Early summer is the time after the threat of frost has passed; this may vary depending on the area. Early summer is the time of the year that most people look forward to.
You can plant peppers, tomatoes, beans, corn, pumpkins, melons and anything else you wish to grow in your garden. These mentioned plants and a lot of others thrive in warm and well-drained soil.
Mid-Summer comes with the excitement of harvesting your summer crops such as cucumbers, beans, and tomatoes. Beans that are freshly snapped are one of the best summer treats of the garden.
Mid-summer is also the time to start planning for your fall garden. So you can continue gardening and provide fresh vegetables for your family long after the summer is over.
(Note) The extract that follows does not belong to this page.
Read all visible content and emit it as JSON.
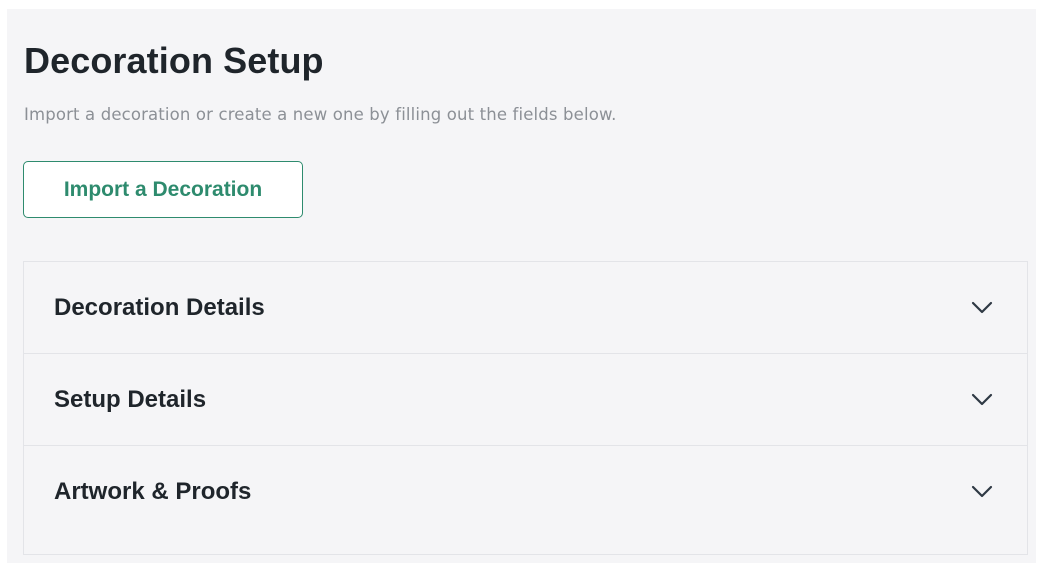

When it comes to fall gardening the main concern is the fall frost date. Be sure to choose vegetables that will mature before that date. This may be a good time to select early maturing variety. The ideal vegetables for a fall crop are bean and cool weather crops that you planted in the spring.
Planting a fall crop will provide you with the second harvest of fresh radishes, lettuce or even peas prior to the cold weather.
Late fall is the time to wrap-up your harvesting unless you want to leave crops in the ground for winter harvest, like turnips.
Dig up all winter storage onions and potatoes and harvest your winter vine crops such as squash and pumpkin. All the above mentioned don’t need harvesting until after a frost. The above-ground plants will be killed by a frost but the vegetables will be fine. But make sure you harvest them before the temperature drops below freezing.
When it comes to extending your growing season, don’t be afraid to experiment. With proper planning and re-planting regularly, you can grow more vegetables than previously you thought possible. When continuously re-planted, you can harvest certain plants for a long period of time. Beans are one of these bountiful crops. Peas, radishes, turnips and leafy greens are some other crops that paybacks from second or third planting. Plant later again in two to three weeks after the first planting.
Be cautious with plants that finished producing. Most crops are safe to be till under, but be careful with crops such as tomatoes, which are very prone to disease. Tilling under diseased crop could infect the next year’s crop. Concerning this matter, vine crops can be risky too. You might want to avoid tilling them under or including them to your compost pile.
Some Tips for Prolonging the Growing Season
These are some of the tips you can apply to stretch out your harvest and make the most of your edible garden.
- Make a Plan: the best way to plan a year-round edible garden is by planning what crops you would like to harvest every single month. Then figure out when and how much you need to plant.
- Plant Successively: plant seedlings or sow round of seeds frequently every two or three weeks. So you will be able to harvest the later plantings when the previous plantings are dying off.
- Keep the Soil Healthy: growing year-round could drain the soil of nutrients. Throughout the year, keep it nutrient-rich by rotating crops and keep adding compost.
- Plant in Mobile Containers: if you plant your crop in a container, it gives you the freedom to move it around so you can provide your plant with as much light as it needs. The soil in containers in the spring also tends to heat up quickly which could lead to an earlier harvest.
- Be Prepared for the Frost: cold frames or frost blankets can provide protection for your plant. These measures will help to keep your harvest going after the beginning of frost.
- Growing Perennials and Annuals Crops: with perennials such as asparagus, strawberries or blueberries, you can have harvest year after year just from one planting. On the other hand, annual crops provide variety as well as the chance to do testing with new hybrids. You can plan to plant annual crops to fill in between your perennial crops.
Start small to be successful. Pick one or two vegetables or fruits for each season you would like to harvest, then from there grow your garden and start growing all year round.